The also results showed that nearly half of the patients were considered by their relatives as indulge in drugs. Interestingly the results of the present study found that relatives’ positive belief on hospital treatment was significantly associated with patient commitment to treatment plan. This can be considered as a practical indicator for the influence of positive beliefs on the outcome of treatment and patient well-being. [26]

Study Limitations

As the current study was conducted in Dawanau Mental hospital, the sample of the recruited relatives may not be a representative to the whole society; this limits the generalizability of the obtained results. Future studies in the topic can include sample from the entire population of the state.
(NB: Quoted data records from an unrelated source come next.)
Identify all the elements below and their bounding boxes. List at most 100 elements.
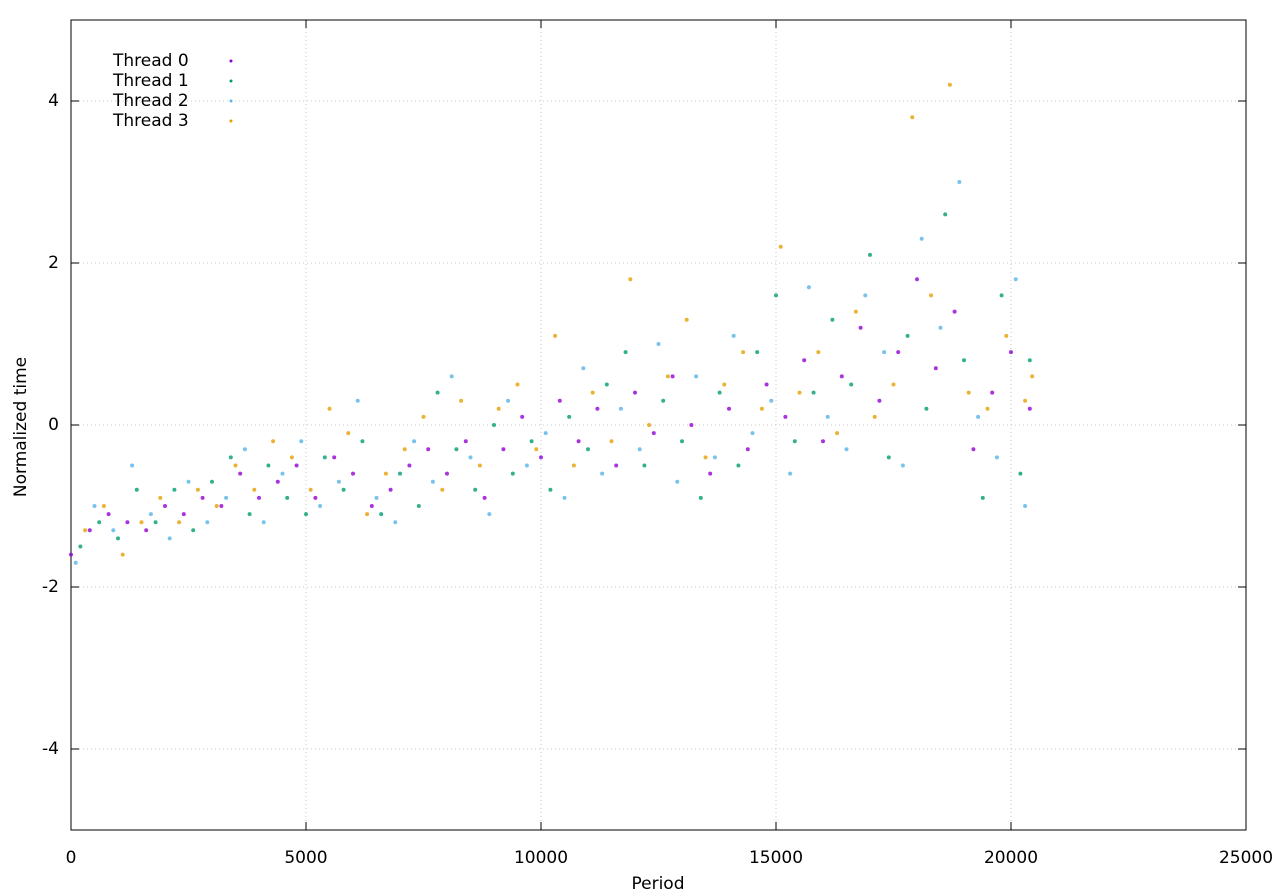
point — [172, 487, 177, 492]
point — [360, 439, 365, 444]
point — [153, 520, 158, 525]
point — [736, 463, 741, 468]
point — [971, 447, 976, 452]
point — [689, 423, 694, 427]
point — [327, 406, 332, 411]
point — [167, 536, 172, 541]
point — [148, 512, 153, 517]
point — [915, 277, 919, 282]
plot-frame — [70, 19, 1247, 831]
point — [877, 398, 882, 403]
x-tick-label: 20000 — [984, 848, 1038, 868]
point — [510, 471, 515, 476]
point — [783, 414, 788, 419]
point — [1030, 374, 1035, 379]
point — [882, 350, 887, 355]
point — [586, 447, 590, 452]
point — [332, 455, 337, 460]
point — [459, 398, 464, 403]
point — [759, 406, 764, 411]
point — [858, 325, 863, 330]
point — [990, 390, 995, 395]
point — [468, 455, 473, 460]
point — [341, 487, 346, 492]
point — [492, 423, 496, 427]
point — [261, 520, 266, 525]
point — [228, 455, 233, 460]
point — [769, 398, 774, 403]
point — [985, 406, 990, 411]
point — [285, 495, 290, 500]
point — [604, 382, 609, 387]
y-tick-label: 2 — [48, 253, 59, 273]
point — [177, 520, 182, 525]
point — [952, 309, 957, 314]
point — [680, 439, 684, 444]
point — [181, 512, 186, 517]
legend-swatch — [229, 99, 233, 103]
point — [365, 512, 370, 517]
point — [83, 528, 88, 533]
point — [407, 463, 412, 468]
point — [712, 455, 717, 460]
point — [571, 463, 576, 468]
point — [999, 293, 1004, 298]
point — [642, 463, 647, 468]
point — [186, 479, 191, 484]
point — [205, 520, 210, 525]
point — [257, 495, 261, 500]
point — [252, 487, 257, 492]
point — [242, 447, 247, 452]
point — [567, 414, 572, 419]
legend-label: Thread 2 — [112, 91, 189, 111]
point — [637, 447, 642, 452]
point — [473, 487, 478, 492]
point — [144, 528, 149, 533]
point — [609, 439, 614, 444]
y-axis-label: Normalized time — [11, 357, 31, 497]
point — [966, 390, 971, 395]
point — [731, 333, 736, 338]
point — [670, 374, 675, 379]
point — [750, 431, 755, 436]
point — [821, 439, 825, 444]
x-tick-label: 10000 — [514, 848, 568, 868]
point — [811, 390, 816, 395]
point — [943, 212, 948, 217]
point — [195, 487, 200, 492]
point — [905, 333, 910, 338]
point — [1013, 277, 1018, 282]
point — [92, 504, 97, 508]
point — [416, 504, 421, 508]
point — [87, 528, 92, 533]
point — [477, 463, 482, 468]
point — [548, 487, 553, 492]
point — [694, 374, 699, 379]
point — [402, 447, 407, 452]
point — [557, 398, 562, 403]
legend-swatch — [229, 79, 233, 83]
point — [120, 552, 125, 557]
point — [618, 406, 623, 411]
point — [224, 495, 229, 500]
point — [910, 115, 915, 120]
point — [853, 309, 858, 314]
point — [313, 495, 318, 500]
point — [656, 342, 661, 346]
point — [825, 414, 830, 419]
point — [1027, 406, 1032, 411]
x-tick-label: 15000 — [749, 848, 803, 868]
point — [238, 471, 243, 476]
point — [797, 390, 802, 395]
point — [214, 504, 219, 508]
point — [698, 495, 703, 500]
point — [929, 293, 934, 298]
point — [703, 455, 708, 460]
point — [266, 463, 271, 468]
point — [275, 479, 280, 484]
point — [741, 350, 746, 355]
point — [539, 455, 543, 460]
point — [506, 398, 511, 403]
point — [524, 463, 529, 468]
point — [69, 552, 73, 557]
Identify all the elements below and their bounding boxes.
This study gives unique insights into the beliefs of mental health among an urban population like Kano. The results demonstrate a need for educational and awareness programs about the causes and symptoms of mental illnesses and in particular about neglected common illnesses like mood and anxiety disorders. Programs should address the different treatment options and people should be encouraged to seek help in an early stage of illness instead of home treatment. In developing such programs culture-specific notions of mental illness should be taken into account. The importance of the family should be acknowledged and efforts should be made to understand the needs of families, in order to provide them with support and skill training. More research is needed on prevalence rates of mental disorders, the availability and accessibility of mental health care services Education is an important variable affecting information levels. Health educational interventions are badly needed to educate the public on important aspects related to mental illnesses.


The authors would like to acknowledge Professor Gateel foundation which assisted in the data collection and analyses of the research. The author would like to thank all those who participated in the study especially our team of expert’s, and above all the respondents (patients) who participated in the study.

Conflict of Interest

All authors disclose that there was no conflict of interest.